Thankfully, most physical altercations between elderly men — at least the ones that get traffic online — don’t involve firearms, but the dichotomy between men’s anger and their lack of physical strength and coordination is a bizarre sight to witness. No wonder younger male bystanders seem happy to gawk while two old dudes carelessly bang it out in the storage area of a bodega. Or why others cheer the fight on even as a victim is brutalized with hit after hit.
Especially tough is being stuck in a nursing or retirement home, where a man can feel like they’ve lost not just their youth, but independence and their ability to control their environment. Men who ran a business or held a high-power white-collar position, and provided for their families, can be driven to deep-seated frustration in such a place, Smiler says — especially if they keep running into other men or women who drive them crazy.
That’s partly why reform is necessary in elder-care environments, argues Brian Lee, executive director of the nonprofit Families for Better Care. Whether because of the effects of dementia or just bad moods, violence between residents is common, even from people who haven’t had aggressive traits in their past. Improvements to how nursing homes and other facilities operate would go a long way to helping older men stay safe and be more content, Lee says.
“Nursing homes are known to have low staff levels to raise profits. It’s simple custodial care, just checking on people and making sure there’s opportunities to intervene when two residents have altercations. But people often don’t intervene in the aggression,” he notes. “Especially in assisted-living facilities, the staff isn’t trained to know what to do when someone takes a swing.”
Could future generations be gentler in old age?
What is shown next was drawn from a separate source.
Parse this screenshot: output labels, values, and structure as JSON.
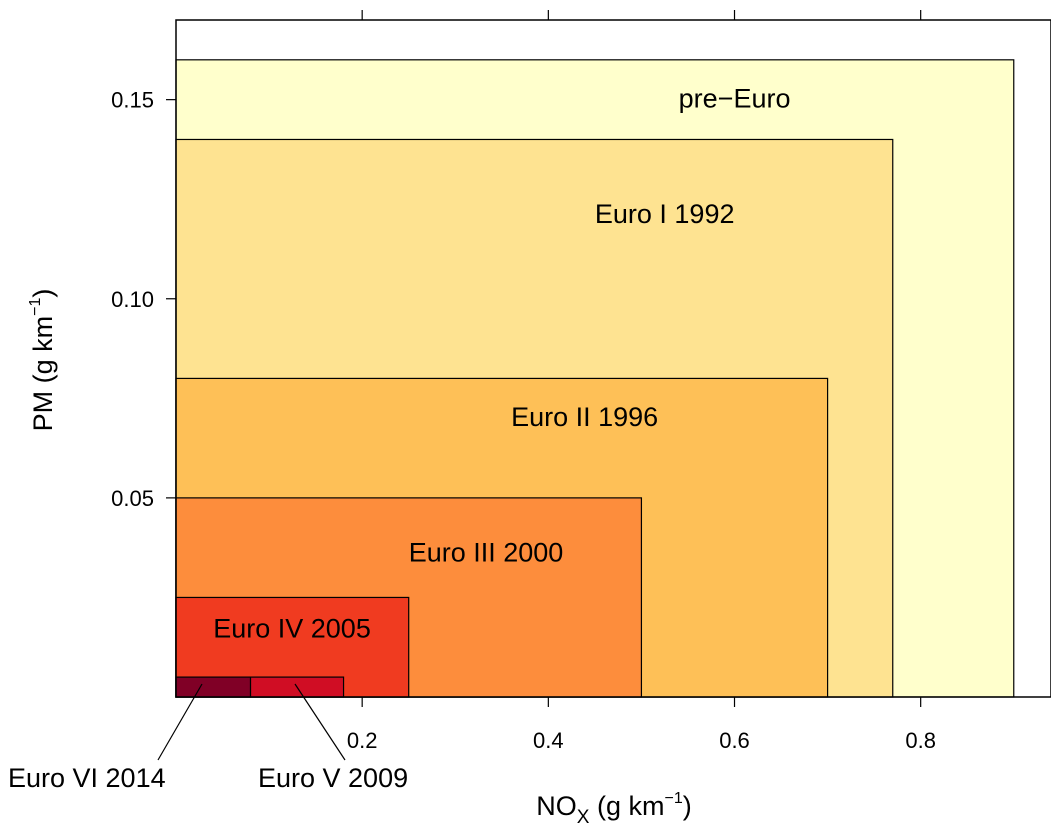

Smiler isn’t sure either way, though he does note that violent crime, especially homicides, has fallen steadily over the course of decades. The challenge is the “cultural trope” in the Western world that old men aren’t capable of doing what they used to do in their youth, and how this weighs on real-world men who struggle with their self-esteem. “That may fit into this idea that some older men choose to not back down and instead prove what they got in a fistfight,” he says.
That’s also probably why it’s so satisfying when the tables turn, as with a clip of an old boxer knocking a younger man flat on his butt during a sparring session, or surveillance footage of a short guy with balding grey hair handing two larger guys an ass kicking of epic proportions. Many things have changed, surely, for these men in their golden years. The willingness to brawl, however, is a habit that sometimes dies hard.